Some £35bn in savings, by far the fiscal consolidation’s biggest component, will come from holding down public spending during the next parliament while freezing capital spending.

But Hunt provided an extra £5bn a year for health and social services and a further £3bn for schools for the next two financial years to soften the blow of rising inflation.

He also announced inflation-linked increases for pensioners and those on benefits, confirming that he was keeping the “pensions triple lock”. He said: “To be British is to be compassionate.”

The chancellor insisted the tax rises and spending cuts were required by an “international crisis” and played down the idea that any of the problems were homegrown. “It is a recession made in Russia, a recovery made in Britain,” he said.

Hunt said Britain’s debt would fall as a share of GDP by the end of the five-year forecast provided by the OBR, which was sidelined by Kwarteng.

The chancellor said his principal objective was to help the Bank of England defeat inflation, which hit a 41-year high of 11.1 per cent in October.

His tax-raising measures include a cut in the threshold for the 45 per cent top rate of tax from £150,000 to £125,000. The burden of dividend taxes and capital gains tax will also rise.
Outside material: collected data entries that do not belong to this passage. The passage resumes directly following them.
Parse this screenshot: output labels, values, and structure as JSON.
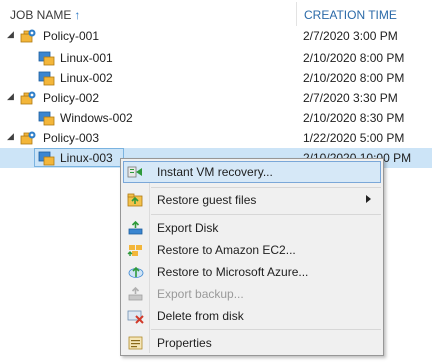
{
  "columns": {
    "job_name": "JOB NAME",
    "sort_arrow": "↑",
    "creation_time": "CREATION TIME"
  },
  "rows": [
    {
      "name": "Policy-001",
      "time": "2/7/2020 3:00 PM",
      "type": "policy",
      "expanded": true
    },
    {
      "name": "Linux-001",
      "time": "2/10/2020 8:00 PM",
      "type": "vm"
    },
    {
      "name": "Linux-002",
      "time": "2/10/2020 8:00 PM",
      "type": "vm"
    },
    {
      "name": "Policy-002",
      "time": "2/7/2020 3:30 PM",
      "type": "policy",
      "expanded": true
    },
    {
      "name": "Windows-002",
      "time": "2/10/2020 8:30 PM",
      "type": "vm"
    },
    {
      "name": "Policy-003",
      "time": "1/22/2020 5:00 PM",
      "type": "policy",
      "expanded": true
    },
    {
      "name": "Linux-003",
      "time": "2/10/2020 10:00 PM",
      "type": "vm",
      "selected": true
    }
  ],
  "context_menu": {
    "items": [
      {
        "label": "Instant VM recovery...",
        "icon": "instant-recovery-icon",
        "hover": true
      },
      {
        "label": "Restore guest files",
        "icon": "guest-files-icon",
        "submenu": true
      },
      {
        "label": "Export Disk",
        "icon": "export-disk-icon"
      },
      {
        "label": "Restore to Amazon EC2...",
        "icon": "amazon-ec2-icon"
      },
      {
        "label": "Restore to Microsoft Azure...",
        "icon": "azure-icon"
      },
      {
        "label": "Export backup...",
        "icon": "export-backup-icon",
        "disabled": true
      },
      {
        "label": "Delete from disk",
        "icon": "delete-disk-icon"
      },
      {
        "label": "Properties",
        "icon": "properties-icon"
      }
    ]
  },
  "colors": {
    "header_text": "#2b6aa8",
    "selection": "#cce4f7",
    "menu_bg": "#f0f0f0",
    "menu_hover": "#d6e8f7"
  }
}
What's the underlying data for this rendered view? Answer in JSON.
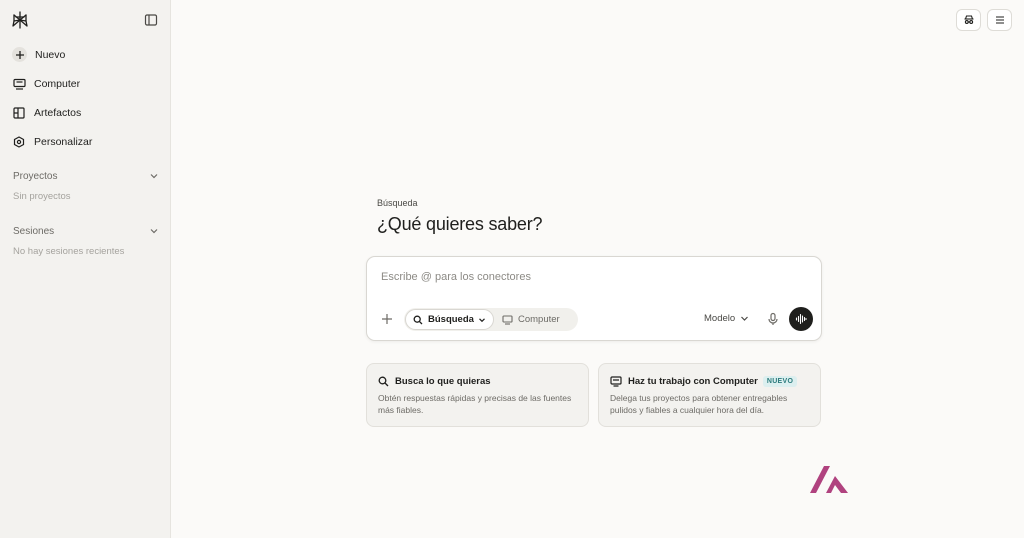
{
  "sidebar": {
    "nav": [
      {
        "label": "Nuevo",
        "icon": "plus-icon"
      },
      {
        "label": "Computer",
        "icon": "monitor-icon"
      },
      {
        "label": "Artefactos",
        "icon": "artifacts-icon"
      },
      {
        "label": "Personalizar",
        "icon": "customize-icon"
      }
    ],
    "projects": {
      "title": "Proyectos",
      "empty": "Sin proyectos"
    },
    "sessions": {
      "title": "Sesiones",
      "empty": "No hay sesiones recientes"
    }
  },
  "main": {
    "label": "Búsqueda",
    "title": "¿Qué quieres saber?",
    "composer": {
      "placeholder": "Escribe @ para los conectores",
      "mode_active": "Búsqueda",
      "mode_inactive": "Computer",
      "model": "Modelo"
    },
    "cards": [
      {
        "title": "Busca lo que quieras",
        "description": "Obtén respuestas rápidas y precisas de las fuentes más fiables.",
        "icon": "search-icon"
      },
      {
        "title": "Haz tu trabajo con Computer",
        "badge": "NUEVO",
        "description": "Delega tus proyectos para obtener entregables pulidos y fiables a cualquier hora del día.",
        "icon": "monitor-icon"
      }
    ]
  },
  "colors": {
    "accent": "#1f1f1d",
    "badge_bg": "#dcefef",
    "badge_text": "#2b7b7c",
    "watermark": "#b0427f"
  }
}
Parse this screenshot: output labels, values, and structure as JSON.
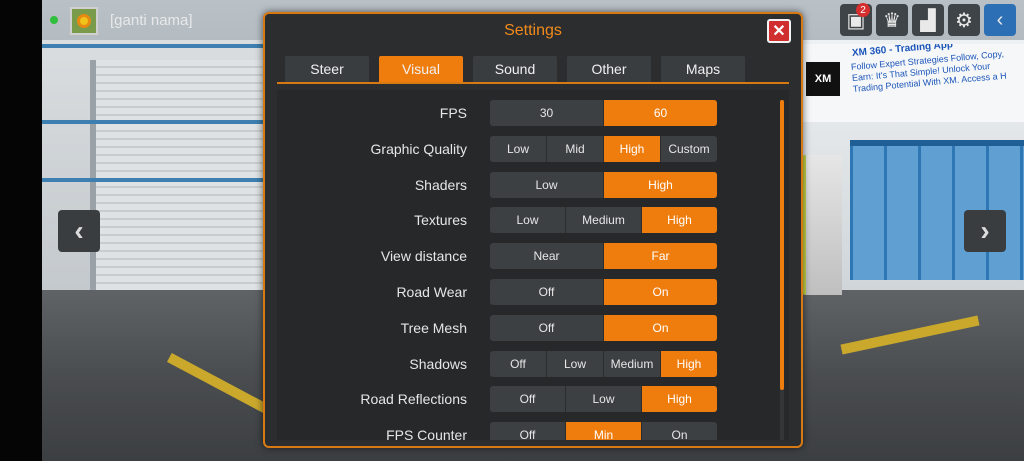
{
  "player": {
    "name": "[ganti nama]"
  },
  "hud": {
    "notification_count": "2"
  },
  "ad": {
    "logo": "XM",
    "title": "XM 360 - Trading App",
    "text": "Follow Expert Strategies Follow, Copy, Earn: It's That Simple! Unlock Your Trading Potential With XM. Access a H"
  },
  "settings": {
    "title": "Settings",
    "close_glyph": "✕",
    "tabs": [
      {
        "label": "Steer",
        "active": false
      },
      {
        "label": "Visual",
        "active": true
      },
      {
        "label": "Sound",
        "active": false
      },
      {
        "label": "Other",
        "active": false
      },
      {
        "label": "Maps",
        "active": false
      }
    ],
    "rows": [
      {
        "label": "FPS",
        "options": [
          "30",
          "60"
        ],
        "selected": 1
      },
      {
        "label": "Graphic Quality",
        "options": [
          "Low",
          "Mid",
          "High",
          "Custom"
        ],
        "selected": 2
      },
      {
        "label": "Shaders",
        "options": [
          "Low",
          "High"
        ],
        "selected": 1
      },
      {
        "label": "Textures",
        "options": [
          "Low",
          "Medium",
          "High"
        ],
        "selected": 2
      },
      {
        "label": "View distance",
        "options": [
          "Near",
          "Far"
        ],
        "selected": 1
      },
      {
        "label": "Road Wear",
        "options": [
          "Off",
          "On"
        ],
        "selected": 1
      },
      {
        "label": "Tree Mesh",
        "options": [
          "Off",
          "On"
        ],
        "selected": 1
      },
      {
        "label": "Shadows",
        "options": [
          "Off",
          "Low",
          "Medium",
          "High"
        ],
        "selected": 3
      },
      {
        "label": "Road Reflections",
        "options": [
          "Off",
          "Low",
          "High"
        ],
        "selected": 2
      },
      {
        "label": "FPS Counter",
        "options": [
          "Off",
          "Min",
          "On"
        ],
        "selected": 1
      }
    ]
  },
  "colors": {
    "accent": "#ef7d0e",
    "panel": "#2b2d2f",
    "close": "#d12f2f"
  }
}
He said average household energy bills would be capped at £3,000 a year from April for everyone, while the most vulnerable would receive special help.

The chancellor also confirmed that EU rules governing the insurance sector, Solvency II, would be rewritten to release “tens of billions of pounds” of capital to be spent on infrastructure. The Sizewell C nuclear power station would be built.